For Bell, the trouble starts with Reagan-era policies that allowed drug companies direct access to consumer marketing, which meant an influx of ads on late-night programming for the newest wonder drugs. When it’s suggested that Pfizer makes Viagra to cure the impotence that occurs when their own customers take Lipitor, there’s no face in the film, whether corporate or individual, to bear the accusatorial brunt, because Bell has seemingly no idea how the film should personify widespread malfeasance. As such, the outraged rhetoric consistently lands as sophomoric scapegoating.

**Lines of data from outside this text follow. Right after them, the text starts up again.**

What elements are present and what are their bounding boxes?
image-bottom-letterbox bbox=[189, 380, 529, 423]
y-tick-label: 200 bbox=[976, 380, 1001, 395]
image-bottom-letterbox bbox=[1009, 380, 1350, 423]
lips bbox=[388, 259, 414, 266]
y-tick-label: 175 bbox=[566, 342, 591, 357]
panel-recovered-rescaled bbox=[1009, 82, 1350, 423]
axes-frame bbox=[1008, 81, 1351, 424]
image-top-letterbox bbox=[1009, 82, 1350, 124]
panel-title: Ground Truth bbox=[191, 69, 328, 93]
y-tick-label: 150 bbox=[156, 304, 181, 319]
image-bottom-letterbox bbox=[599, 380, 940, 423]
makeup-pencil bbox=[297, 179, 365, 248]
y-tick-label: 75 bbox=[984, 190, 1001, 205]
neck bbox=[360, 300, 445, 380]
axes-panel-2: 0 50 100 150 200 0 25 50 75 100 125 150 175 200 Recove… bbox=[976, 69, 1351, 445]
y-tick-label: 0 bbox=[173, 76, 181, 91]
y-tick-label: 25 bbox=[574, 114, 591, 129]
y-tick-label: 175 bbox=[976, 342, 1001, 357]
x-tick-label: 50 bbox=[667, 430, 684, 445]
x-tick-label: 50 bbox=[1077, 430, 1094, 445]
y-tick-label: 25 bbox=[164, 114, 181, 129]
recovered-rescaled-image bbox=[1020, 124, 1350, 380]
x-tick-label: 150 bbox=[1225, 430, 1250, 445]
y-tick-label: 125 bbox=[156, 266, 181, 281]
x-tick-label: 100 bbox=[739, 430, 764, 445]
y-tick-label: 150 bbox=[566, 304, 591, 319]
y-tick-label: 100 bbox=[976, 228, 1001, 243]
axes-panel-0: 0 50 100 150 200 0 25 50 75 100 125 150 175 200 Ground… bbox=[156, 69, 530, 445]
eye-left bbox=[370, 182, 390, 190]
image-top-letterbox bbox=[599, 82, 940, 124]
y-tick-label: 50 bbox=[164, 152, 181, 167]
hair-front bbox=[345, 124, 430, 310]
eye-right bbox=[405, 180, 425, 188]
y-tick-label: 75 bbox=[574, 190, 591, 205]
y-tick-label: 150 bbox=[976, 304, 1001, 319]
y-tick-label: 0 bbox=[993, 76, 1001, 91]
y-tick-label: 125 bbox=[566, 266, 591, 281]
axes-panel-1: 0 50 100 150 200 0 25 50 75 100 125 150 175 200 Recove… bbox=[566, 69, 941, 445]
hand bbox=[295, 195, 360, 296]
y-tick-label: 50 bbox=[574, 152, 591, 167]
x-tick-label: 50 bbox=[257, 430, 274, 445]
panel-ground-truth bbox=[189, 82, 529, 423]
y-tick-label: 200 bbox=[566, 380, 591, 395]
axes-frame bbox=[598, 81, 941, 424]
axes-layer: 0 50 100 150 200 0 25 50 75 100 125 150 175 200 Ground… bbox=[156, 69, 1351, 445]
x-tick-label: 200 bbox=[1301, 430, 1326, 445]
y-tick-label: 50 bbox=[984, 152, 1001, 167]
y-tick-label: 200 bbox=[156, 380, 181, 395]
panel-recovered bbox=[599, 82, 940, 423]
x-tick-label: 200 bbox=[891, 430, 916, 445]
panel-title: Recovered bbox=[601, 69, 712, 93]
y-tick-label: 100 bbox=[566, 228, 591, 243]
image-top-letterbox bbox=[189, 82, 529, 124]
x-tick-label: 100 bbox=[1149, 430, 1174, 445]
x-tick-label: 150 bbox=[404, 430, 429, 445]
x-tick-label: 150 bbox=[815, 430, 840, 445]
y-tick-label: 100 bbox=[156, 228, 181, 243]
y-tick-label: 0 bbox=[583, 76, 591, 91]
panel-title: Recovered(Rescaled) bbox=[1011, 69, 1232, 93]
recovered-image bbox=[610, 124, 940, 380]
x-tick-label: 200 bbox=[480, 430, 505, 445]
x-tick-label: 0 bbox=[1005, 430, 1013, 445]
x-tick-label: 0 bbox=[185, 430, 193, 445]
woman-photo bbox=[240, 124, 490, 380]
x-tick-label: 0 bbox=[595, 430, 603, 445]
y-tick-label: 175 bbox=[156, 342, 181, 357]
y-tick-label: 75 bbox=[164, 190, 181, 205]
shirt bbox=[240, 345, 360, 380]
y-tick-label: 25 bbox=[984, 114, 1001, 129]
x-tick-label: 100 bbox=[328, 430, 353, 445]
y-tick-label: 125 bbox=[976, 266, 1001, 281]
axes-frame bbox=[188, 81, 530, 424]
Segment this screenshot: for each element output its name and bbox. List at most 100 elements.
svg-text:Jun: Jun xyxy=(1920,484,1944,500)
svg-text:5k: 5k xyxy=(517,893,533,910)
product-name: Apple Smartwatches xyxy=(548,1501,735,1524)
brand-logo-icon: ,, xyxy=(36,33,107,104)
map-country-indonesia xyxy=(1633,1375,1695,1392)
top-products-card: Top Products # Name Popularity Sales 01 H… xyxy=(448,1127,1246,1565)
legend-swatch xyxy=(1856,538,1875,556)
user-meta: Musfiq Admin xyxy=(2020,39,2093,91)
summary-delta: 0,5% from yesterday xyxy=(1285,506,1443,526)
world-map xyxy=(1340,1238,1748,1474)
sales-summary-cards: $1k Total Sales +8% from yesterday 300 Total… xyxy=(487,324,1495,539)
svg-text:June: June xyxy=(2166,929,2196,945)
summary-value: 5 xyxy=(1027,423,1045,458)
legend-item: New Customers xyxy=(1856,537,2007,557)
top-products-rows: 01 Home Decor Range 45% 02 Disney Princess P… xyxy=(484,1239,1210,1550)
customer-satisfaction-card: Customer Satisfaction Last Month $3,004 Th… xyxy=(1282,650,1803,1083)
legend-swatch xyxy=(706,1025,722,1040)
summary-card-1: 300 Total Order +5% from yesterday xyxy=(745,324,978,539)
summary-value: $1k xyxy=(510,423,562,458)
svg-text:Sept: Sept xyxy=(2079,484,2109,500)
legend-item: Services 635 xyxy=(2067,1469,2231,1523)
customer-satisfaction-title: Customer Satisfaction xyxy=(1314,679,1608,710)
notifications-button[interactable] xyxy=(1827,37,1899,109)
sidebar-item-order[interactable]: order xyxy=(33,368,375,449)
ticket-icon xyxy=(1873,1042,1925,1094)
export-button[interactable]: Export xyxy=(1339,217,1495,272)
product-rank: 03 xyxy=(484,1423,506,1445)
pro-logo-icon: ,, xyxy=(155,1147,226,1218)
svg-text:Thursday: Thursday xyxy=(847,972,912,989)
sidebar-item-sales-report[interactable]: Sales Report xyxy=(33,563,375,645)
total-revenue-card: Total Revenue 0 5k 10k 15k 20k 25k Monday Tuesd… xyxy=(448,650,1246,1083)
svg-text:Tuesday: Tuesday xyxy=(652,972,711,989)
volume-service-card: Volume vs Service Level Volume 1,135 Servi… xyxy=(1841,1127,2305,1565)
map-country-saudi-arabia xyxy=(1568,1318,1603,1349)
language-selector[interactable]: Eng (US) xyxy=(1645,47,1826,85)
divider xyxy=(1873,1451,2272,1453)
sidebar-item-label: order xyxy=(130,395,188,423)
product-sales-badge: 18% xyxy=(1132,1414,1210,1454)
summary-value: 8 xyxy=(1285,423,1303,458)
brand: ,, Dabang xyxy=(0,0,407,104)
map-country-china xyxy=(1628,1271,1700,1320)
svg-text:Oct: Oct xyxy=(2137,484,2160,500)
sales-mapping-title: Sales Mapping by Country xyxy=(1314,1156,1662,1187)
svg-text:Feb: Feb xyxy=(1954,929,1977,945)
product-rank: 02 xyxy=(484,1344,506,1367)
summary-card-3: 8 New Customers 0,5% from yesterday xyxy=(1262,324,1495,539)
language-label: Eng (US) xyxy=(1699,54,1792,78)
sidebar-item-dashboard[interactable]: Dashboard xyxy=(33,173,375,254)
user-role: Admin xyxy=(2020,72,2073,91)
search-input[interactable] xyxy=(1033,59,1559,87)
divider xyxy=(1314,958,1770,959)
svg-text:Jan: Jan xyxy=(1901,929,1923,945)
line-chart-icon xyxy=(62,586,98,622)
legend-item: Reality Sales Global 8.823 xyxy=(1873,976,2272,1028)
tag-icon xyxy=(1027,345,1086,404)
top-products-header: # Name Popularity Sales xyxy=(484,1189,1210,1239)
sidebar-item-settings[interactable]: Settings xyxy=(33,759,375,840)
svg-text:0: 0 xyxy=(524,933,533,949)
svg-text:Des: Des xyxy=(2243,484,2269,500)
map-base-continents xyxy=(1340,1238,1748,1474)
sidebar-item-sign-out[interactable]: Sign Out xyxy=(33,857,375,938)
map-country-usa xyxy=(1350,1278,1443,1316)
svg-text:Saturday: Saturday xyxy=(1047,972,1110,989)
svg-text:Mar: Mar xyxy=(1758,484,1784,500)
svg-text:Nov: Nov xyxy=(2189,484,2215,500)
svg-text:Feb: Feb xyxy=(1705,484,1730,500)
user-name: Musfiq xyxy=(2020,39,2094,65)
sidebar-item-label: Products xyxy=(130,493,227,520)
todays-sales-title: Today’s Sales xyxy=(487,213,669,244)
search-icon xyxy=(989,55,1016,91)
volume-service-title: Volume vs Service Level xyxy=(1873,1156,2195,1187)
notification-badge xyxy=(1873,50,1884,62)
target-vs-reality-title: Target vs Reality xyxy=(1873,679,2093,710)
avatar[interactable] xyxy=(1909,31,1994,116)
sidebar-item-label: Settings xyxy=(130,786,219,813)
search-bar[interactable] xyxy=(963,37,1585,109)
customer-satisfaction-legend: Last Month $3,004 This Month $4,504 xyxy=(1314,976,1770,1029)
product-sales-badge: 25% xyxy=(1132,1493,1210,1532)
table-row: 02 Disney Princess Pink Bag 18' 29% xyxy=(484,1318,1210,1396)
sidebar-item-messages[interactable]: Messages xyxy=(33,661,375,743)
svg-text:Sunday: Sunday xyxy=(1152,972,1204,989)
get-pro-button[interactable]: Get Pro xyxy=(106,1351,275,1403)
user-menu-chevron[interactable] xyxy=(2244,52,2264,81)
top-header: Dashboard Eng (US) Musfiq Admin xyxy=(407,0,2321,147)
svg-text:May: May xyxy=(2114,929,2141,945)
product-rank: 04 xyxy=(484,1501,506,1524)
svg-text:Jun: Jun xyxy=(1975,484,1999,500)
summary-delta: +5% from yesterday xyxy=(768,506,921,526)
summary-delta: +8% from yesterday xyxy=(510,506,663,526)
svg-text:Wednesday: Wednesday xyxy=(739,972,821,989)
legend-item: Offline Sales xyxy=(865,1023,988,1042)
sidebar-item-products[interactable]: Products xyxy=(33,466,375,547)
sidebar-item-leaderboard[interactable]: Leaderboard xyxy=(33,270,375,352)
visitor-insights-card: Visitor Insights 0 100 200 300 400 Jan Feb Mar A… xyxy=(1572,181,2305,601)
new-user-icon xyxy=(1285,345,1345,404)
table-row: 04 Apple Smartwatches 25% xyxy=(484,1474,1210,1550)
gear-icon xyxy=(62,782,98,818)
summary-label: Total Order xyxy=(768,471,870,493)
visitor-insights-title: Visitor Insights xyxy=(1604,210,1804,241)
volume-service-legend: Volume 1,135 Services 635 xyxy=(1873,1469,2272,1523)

These meager effects are amplified by Bell’s admission that he, too, was once addicted to pills, which becomes less a meaningful instance of self-purging than a calling card to excuse indulgences, like when Bell examines the dents in his truck at length to explain how all of them happened while he was high. The best sequence has Bell showing California congressman Ted Lieu how Craigslist is being used as a black market for prescription drug sales and prompts a press conference where Lieu, now hip to these practices, promises a crackdown on the pushers. Even here, Bell can’t keep the camera away from himself, as Lieu’s announcements are supplemented by Bell’s approving reaction shots, which double as pleas for his share of the credit. When Bell declares by film’s end that it’s time for Americans to detox, one can’t help but feel similarly about the hackneyed, one-man-show form of polemical exposé that’s come to dominate, and deteriorate, documentary practice.